More Fun With QGIS

Anne and I did a hike a few days ago at Sals, very pleasant and a good workout — we got in about 6 miles — but while there I was reminded of a project I’d been meaning to get started: about a year or so ago the VMB put in numbered marker posts at trail junctions, and I had been planning for a while to document them for my Sals map.

(These numbered posts were something I’d advocated for maybe a decade ago, when I was involved with the trails up there. My advocacy didn’t go anywhere at the time, but it is good to see that the plan eventually got implemented.)

Logging the post locations could be done using my GPS, and I’d done a few like that some time over the past year, but I am now seeing this as another opportunity to play with QField. And that’s my new project.

The first thing I did was to clean up my Sals map project in QGIS: I have a big mish-mash of data layers in different formats (mostly geoJSON and shapefiles) and multiple coordinate reference systems, so the first thing I did was to convert them all to the same reference system (the one used by GPS devices), and then put them all in a geopackage, a sort of portable database file. This really cleaned up my project.

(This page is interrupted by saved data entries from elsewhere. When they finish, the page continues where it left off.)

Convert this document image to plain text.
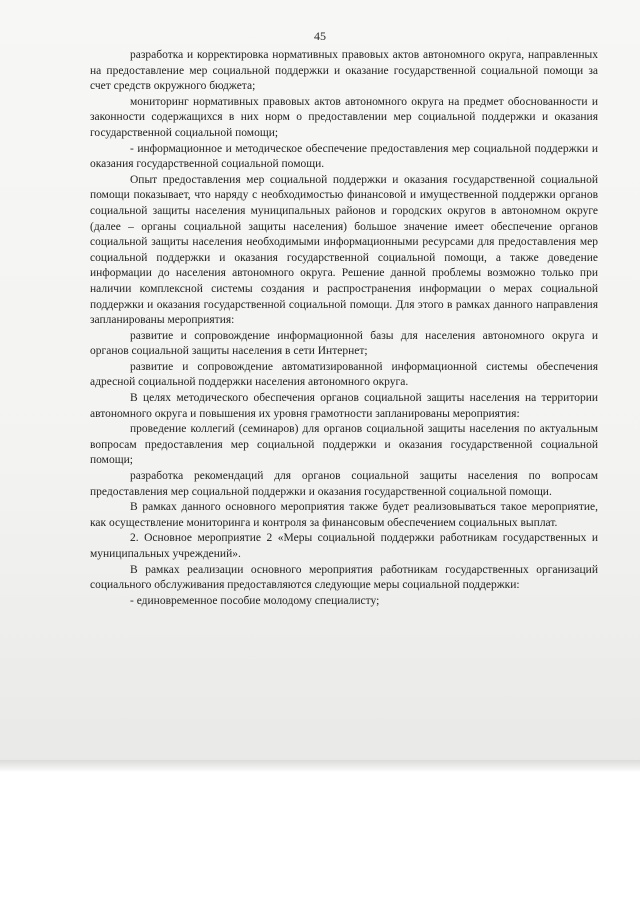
45

разработка и корректировка нормативных правовых актов автономного округа, направленных на предоставление мер социальной поддержки и оказание государственной социальной помощи за счет средств окружного бюджета;

мониторинг нормативных правовых актов автономного округа на предмет обоснованности и законности содержащихся в них норм о предоставлении мер социальной поддержки и оказания государственной социальной помощи;

- информационное и методическое обеспечение предоставления мер социальной поддержки и оказания государственной социальной помощи.

Опыт предоставления мер социальной поддержки и оказания государственной социальной помощи показывает, что наряду с необходимостью финансовой и имущественной поддержки органов социальной защиты населения муниципальных районов и городских округов в автономном округе (далее – органы социальной защиты населения) большое значение имеет обеспечение органов социальной защиты населения необходимыми информационными ресурсами для предоставления мер социальной поддержки и оказания государственной социальной помощи, а также доведение информации до населения автономного округа. Решение данной проблемы возможно только при наличии комплексной системы создания и распространения информации о мерах социальной поддержки и оказания государственной социальной помощи. Для этого в рамках данного направления запланированы мероприятия:

развитие и сопровождение информационной базы для населения автономного округа и органов социальной защиты населения в сети Интернет;

развитие и сопровождение автоматизированной информационной системы обеспечения адресной социальной поддержки населения автономного округа.

В целях методического обеспечения органов социальной защиты населения на территории автономного округа и повышения их уровня грамотности запланированы мероприятия:

проведение коллегий (семинаров) для органов социальной защиты населения по актуальным вопросам предоставления мер социальной поддержки и оказания государственной социальной помощи;

разработка рекомендаций для органов социальной защиты населения по вопросам предоставления мер социальной поддержки и оказания государственной социальной помощи.

В рамках данного основного мероприятия также будет реализовываться такое мероприятие, как осуществление мониторинга и контроля за финансовым обеспечением социальных выплат.

2. Основное мероприятие 2 «Меры социальной поддержки работникам государственных и муниципальных учреждений».

В рамках реализации основного мероприятия работникам государственных организаций социального обслуживания предоставляются следующие меры социальной поддержки:

- единовременное пособие молодому специалисту;
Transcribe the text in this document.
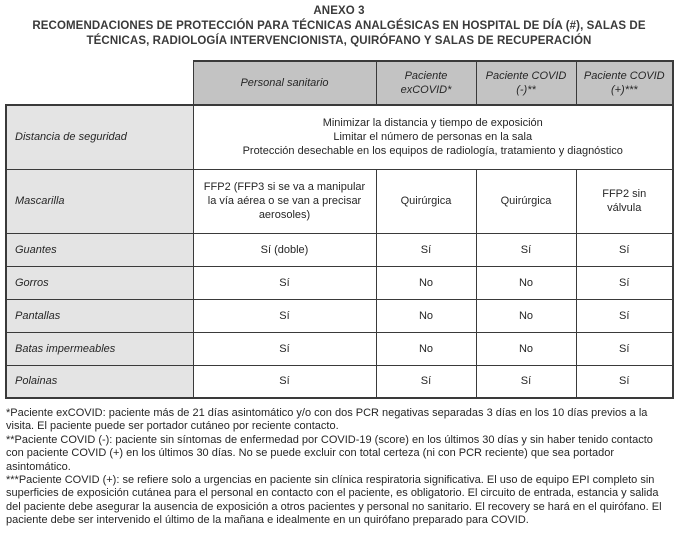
ANEXO 3
RECOMENDACIONES DE PROTECCIÓN PARA TÉCNICAS ANALGÉSICAS EN HOSPITAL DE DÍA (#), SALAS DE TÉCNICAS, RADIOLOGÍA INTERVENCIONISTA, QUIRÓFANO Y SALAS DE RECUPERACIÓN
	Personal sanitario	Paciente exCOVID*	Paciente COVID (-)**	Paciente COVID (+)***
Distancia de seguridad	Minimizar la distancia y tiempo de exposición
Limitar el número de personas en la sala
Protección desechable en los equipos de radiología, tratamiento y diagnóstico			

Mascarilla	FFP2 (FFP3 si se va a manipular la vía aérea o se van a precisar aerosoles)	Quirúrgica	Quirúrgica	FFP2 sin válvula
Guantes	Sí (doble)	Sí	Sí	Sí
Gorros	Sí	No	No	Sí
Pantallas	Sí	No	No	Sí
Batas impermeables	Sí	No	No	Sí
Polainas	Sí	Sí	Sí	Sí

*Paciente exCOVID: paciente más de 21 días asintomático y/o con dos PCR negativas separadas 3 días en los 10 días previos a la visita. El paciente puede ser portador cutáneo por reciente contacto.

**Paciente COVID (-): paciente sin síntomas de enfermedad por COVID-19 (score) en los últimos 30 días y sin haber tenido contacto con paciente COVID (+) en los últimos 30 días. No se puede excluir con total certeza (ni con PCR reciente) que sea portador asintomático.

***Paciente COVID (+): se refiere solo a urgencias en paciente sin clínica respiratoria significativa. El uso de equipo EPI completo sin superficies de exposición cutánea para el personal en contacto con el paciente, es obligatorio. El circuito de entrada, estancia y salida del paciente debe asegurar la ausencia de exposición a otros pacientes y personal no sanitario. El recovery se hará en el quirófano. El paciente debe ser intervenido el último de la mañana e idealmente en un quirófano preparado para COVID.
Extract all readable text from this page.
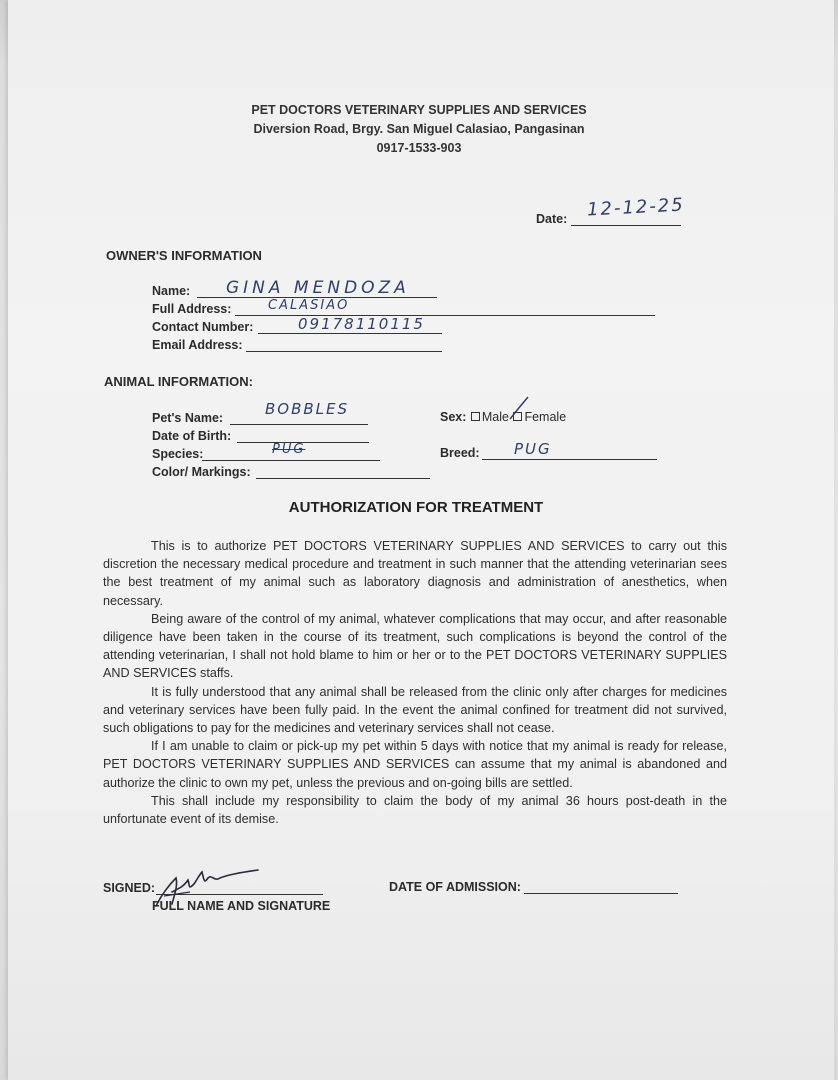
PET DOCTORS VETERINARY SUPPLIES AND SERVICES
Diversion Road, Brgy. San Miguel Calasiao, Pangasinan
0917-1533-903
Date: 12-12-25
OWNER'S INFORMATION
Name: GINA MENDOZA
Full Address:	CALASIAO
Contact Number:	09178110115
Email Address:
ANIMAL INFORMATION:
Pet's Name:	BOBBLES
Date of Birth:
Species:	PUG
Color/ Markings:
Sex: Male Female
Breed: PUG
AUTHORIZATION FOR TREATMENT

This is to authorize PET DOCTORS VETERINARY SUPPLIES AND SERVICES to carry out this discretion the necessary medical procedure and treatment in such manner that the attending veterinarian sees the best treatment of my animal such as laboratory diagnosis and administration of anesthetics, when necessary.

Being aware of the control of my animal, whatever complications that may occur, and after reasonable diligence have been taken in the course of its treatment, such complications is beyond the control of the attending veterinarian, I shall not hold blame to him or her or to the PET DOCTORS VETERINARY SUPPLIES AND SERVICES staffs.

It is fully understood that any animal shall be released from the clinic only after charges for medicines and veterinary services have been fully paid. In the event the animal confined for treatment did not survived, such obligations to pay for the medicines and veterinary services shall not cease.

If I am unable to claim or pick-up my pet within 5 days with notice that my animal is ready for release, PET DOCTORS VETERINARY SUPPLIES AND SERVICES can assume that my animal is abandoned and authorize the clinic to own my pet, unless the previous and on-going bills are settled.

This shall include my responsibility to claim the body of my animal 36 hours post-death in the unfortunate event of its demise.

SIGNED:
FULL NAME AND SIGNATURE
DATE OF ADMISSION:
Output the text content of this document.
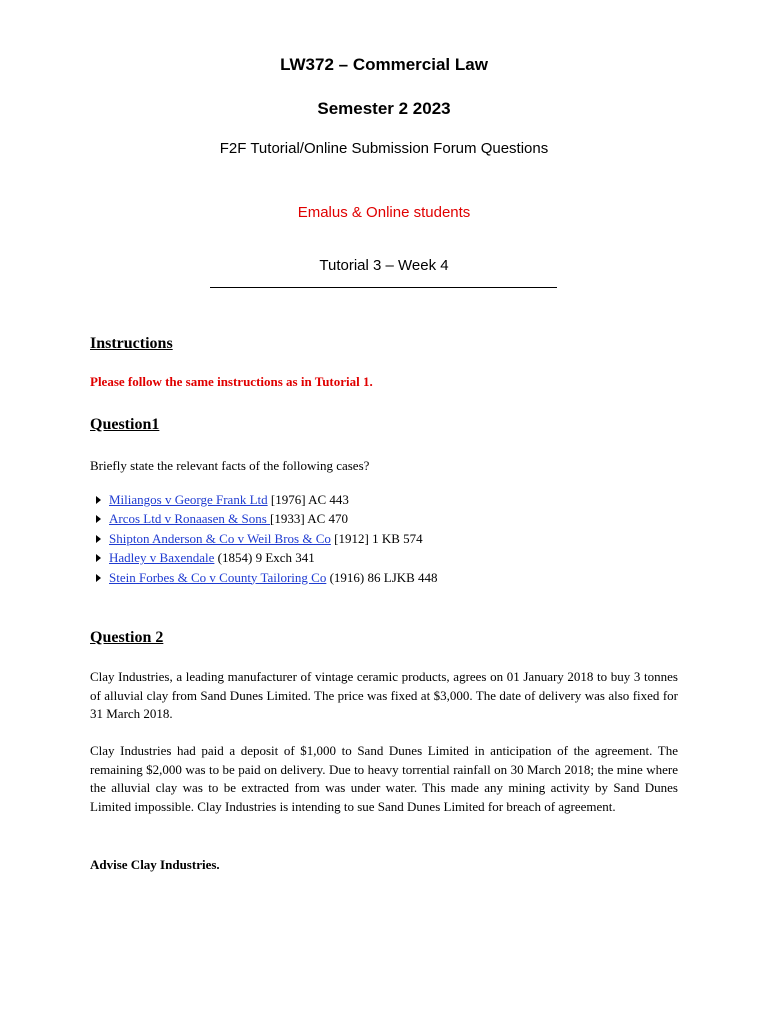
LW372 – Commercial Law
Semester 2 2023
F2F Tutorial/Online Submission Forum Questions
Emalus & Online students
Tutorial 3 – Week 4
Instructions
Please follow the same instructions as in Tutorial 1.
Question1
Briefly state the relevant facts of the following cases?
Miliangos v George Frank Ltd [1976] AC 443
Arcos Ltd v Ronaasen & Sons [1933] AC 470
Shipton Anderson & Co v Weil Bros & Co [1912] 1 KB 574
Hadley v Baxendale (1854) 9 Exch 341
Stein Forbes & Co v County Tailoring Co (1916) 86 LJKB 448
Question 2

Clay Industries, a leading manufacturer of vintage ceramic products, agrees on 01 January 2018 to buy 3 tonnes of alluvial clay from Sand Dunes Limited. The price was fixed at $3,000. The date of delivery was also fixed for 31 March 2018.

Clay Industries had paid a deposit of $1,000 to Sand Dunes Limited in anticipation of the agreement. The remaining $2,000 was to be paid on delivery. Due to heavy torrential rainfall on 30 March 2018; the mine where the alluvial clay was to be extracted from was under water. This made any mining activity by Sand Dunes Limited impossible. Clay Industries is intending to sue Sand Dunes Limited for breach of agreement.

Advise Clay Industries.
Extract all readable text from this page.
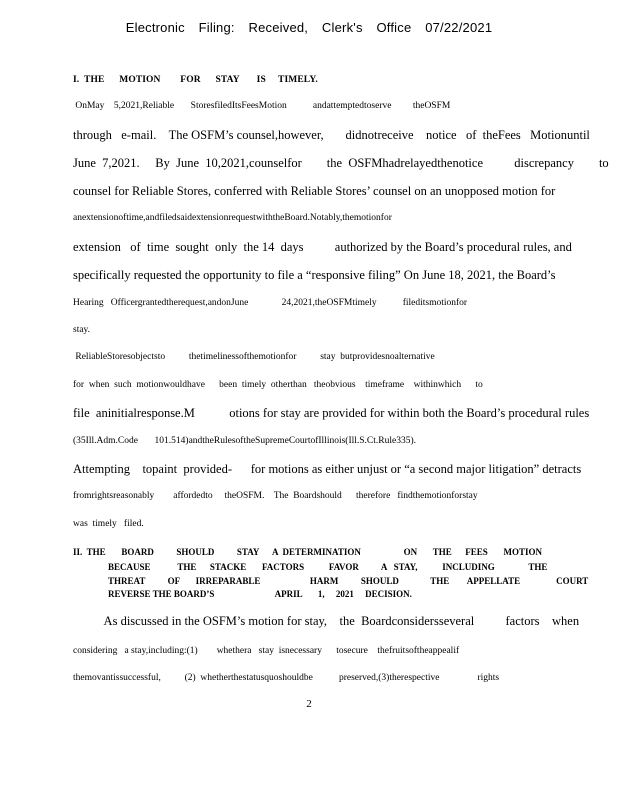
Electronic Filing: Received, Clerk's Office 07/22/2021
I.  THE      MOTION        FOR      STAY       IS     TIMELY.
OnMay    5,2021,Reliable       StoresfiledItsFeesMotion           andattemptedtoserve         theOSFM
through   e-mail.    The OSFM’s counsel,however,       didnotreceive    notice   of  theFees   Motionuntil
June  7,2021.     By  June  10,2021,counselfor        the  OSFMhadrelayedthenotice          discrepancy        to
counsel for Reliable Stores, conferred with Reliable Stores’ counsel on an unopposed motion for
anextensionoftime,andfiledsaidextensionrequestwiththeBoard.Notably,themotionfor
extension   of  time  sought  only  the 14  days          authorized by the Board’s procedural rules, and
specifically requested the opportunity to file a “responsive filing” On June 18, 2021, the Board’s
Hearing   Officergrantedtherequest,andonJune              24,2021,theOSFMtimely           fileditsmotionfor
stay.
ReliableStoresobjectsto          thetimelinessofthemotionfor          stay  butprovidesnoalternative
for  when  such  motionwouldhave      been  timely  otherthan   theobvious    timeframe    withinwhich      to
file  aninitialresponse.M           otions for stay are provided for within both the Board’s procedural rules
(35Ill.Adm.Code       101.514)andtheRulesoftheSupremeCourtofIllinois(Ill.S.Ct.Rule335).
Attempting    topaint  provided-      for motions as either unjust or “a second major litigation” detracts
fromrightsreasonably        affordedto     theOSFM.    The  Boardshould      therefore   findthemotionforstay
was  timely   filed.
II.  THE       BOARD          SHOULD          STAY      A  DETERMINATION                   ON       THE      FEES       MOTION
BECAUSE            THE      STACKE       FACTORS           FAVOR          A   STAY,           INCLUDING               THE
THREAT          OF       IRREPARABLE                      HARM          SHOULD              THE        APPELLATE                COURT
REVERSE THE BOARD’S                           APRIL       1,     2021     DECISION.
As discussed in the OSFM’s motion for stay,    the  Boardconsidersseveral          factors    when
considering   a stay,including:(1)        whethera   stay  isnecessary      tosecure    thefruitsoftheappealif
themovantissuccessful,          (2)  whetherthestatusquoshouldbe           preserved,(3)therespective                rights
2
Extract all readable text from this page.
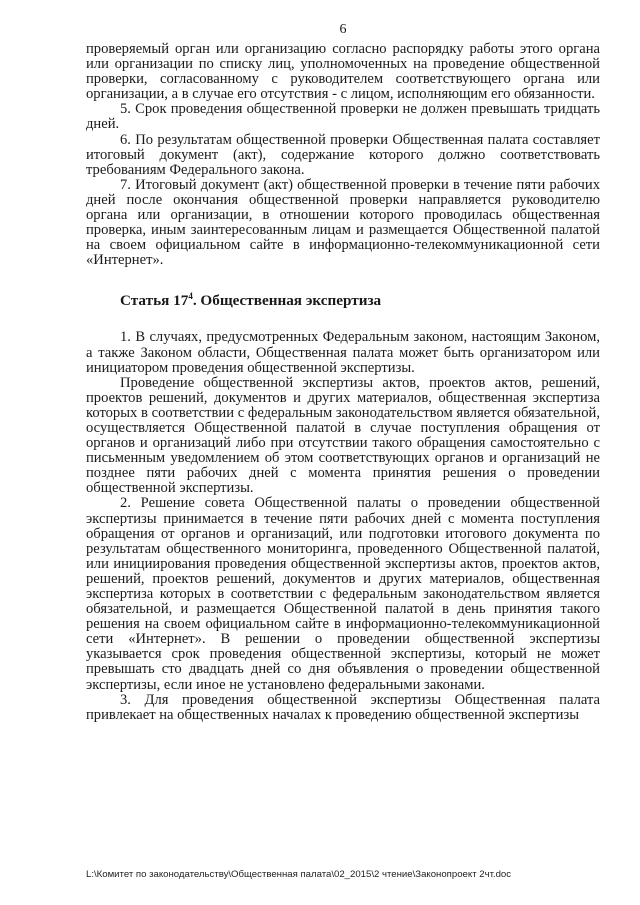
6

проверяемый орган или организацию согласно распорядку работы этого органа или организации по списку лиц, уполномоченных на проведение общественной проверки, согласованному с руководителем соответствующего органа или организации, а в случае его отсутствия - с лицом, исполняющим его обязанности.

5. Срок проведения общественной проверки не должен превышать тридцать дней.

6. По результатам общественной проверки Общественная палата составляет итоговый документ (акт), содержание которого должно соответствовать требованиям Федерального закона.

7. Итоговый документ (акт) общественной проверки в течение пяти рабочих дней после окончания общественной проверки направляется руководителю органа или организации, в отношении которого проводилась общественная проверка, иным заинтересованным лицам и размещается Общественной палатой на своем официальном сайте в информационно-телекоммуникационной сети «Интернет».

Статья $17^4$. Общественная экспертиза

1. В случаях, предусмотренных Федеральным законом, настоящим Законом, а также Законом области, Общественная палата может быть организатором или инициатором проведения общественной экспертизы.

Проведение общественной экспертизы актов, проектов актов, решений, проектов решений, документов и других материалов, общественная экспертиза которых в соответствии с федеральным законодательством является обязательной, осуществляется Общественной палатой в случае поступления обращения от органов и организаций либо при отсутствии такого обращения самостоятельно с письменным уведомлением об этом соответствующих органов и организаций не позднее пяти рабочих дней с момента принятия решения о проведении общественной экспертизы.

2. Решение совета Общественной палаты о проведении общественной экспертизы принимается в течение пяти рабочих дней с момента поступления обращения от органов и организаций, или подготовки итогового документа по результатам общественного мониторинга, проведенного Общественной палатой, или инициирования проведения общественной экспертизы актов, проектов актов, решений, проектов решений, документов и других материалов, общественная экспертиза которых в соответствии с федеральным законодательством является обязательной, и размещается Общественной палатой в день принятия такого решения на своем официальном сайте в информационно-телекоммуникационной сети «Интернет». В решении о проведении общественной экспертизы указывается срок проведения общественной экспертизы, который не может превышать сто двадцать дней со дня объявления о проведении общественной экспертизы, если иное не установлено федеральными законами.

3. Для проведения общественной экспертизы Общественная палата привлекает на общественных началах к проведению общественной экспертизы

L:\Комитет по законодательству\Общественная палата\02_2015\2 чтение\Законопроект 2чт.doc
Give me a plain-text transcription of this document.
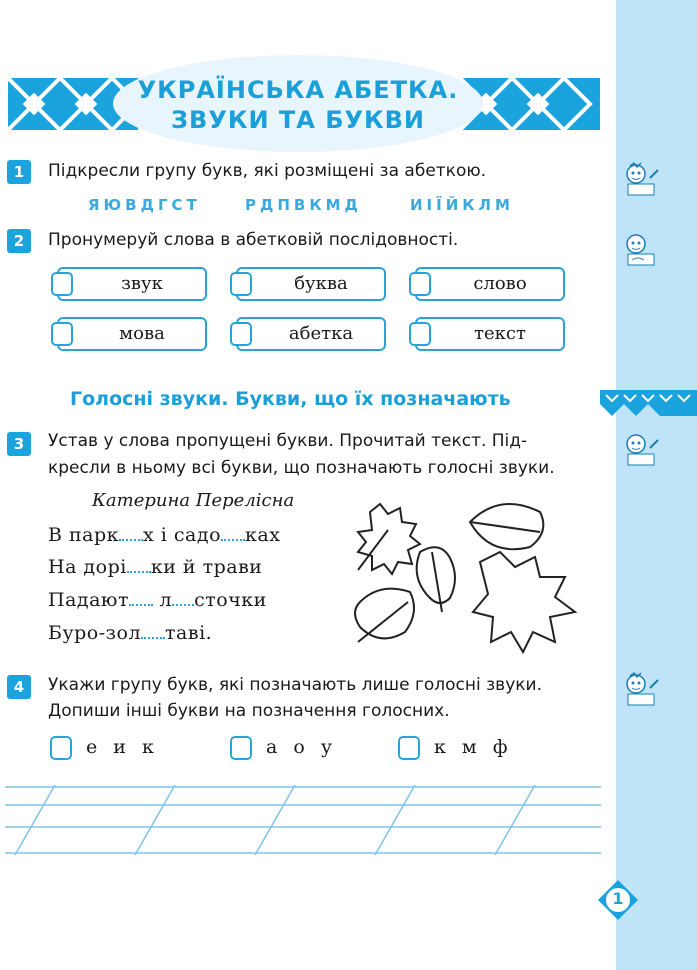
УКРАЇНСЬКА АБЕТКА.
ЗВУКИ ТА БУКВИ
1	Підкресли групу букв, які розміщені за абеткою.
ЯЮВДГСТ	РДПВКМД	ИІЇЙКЛМ
2	Пронумеруй слова в абетковій послідовності.
звук	буква	слово
мова	абетка	текст
Голосні звуки. Букви, що їх позначають
3	Устав у слова пропущені букви. Прочитай текст. Під-
кресли в ньому всі букви, що позначають голосні звуки.
Катерина Перелісна
В парк х і садо ках
На дорі ки й трави
Падают л сточки
Буро-зол таві.
4	Укажи групу букв, які позначають лише голосні звуки.
Допиши інші букви на позначення голосних.
е и к	а о у	к м ф
1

I then created a new project (that also used my new Sals geopackage), and created a second geopackage, one that will be editable in the QField app (as opposed to my official data geopackage, which will be locked down), with a layer to record the new marker posts. This basically means I will capture the data in a scratch file before moving it to the official package. This approach wouldn’t work well for updating existing data, but I think it’ll do well enough here and doesn’t leave my official data as vulnerable to field mistakes.

So I did all that, and then went through the hoops to get my new Qfield project onto my phone. Opened it up — it looks beautiful, it actually looks better on the phone than on the laptop.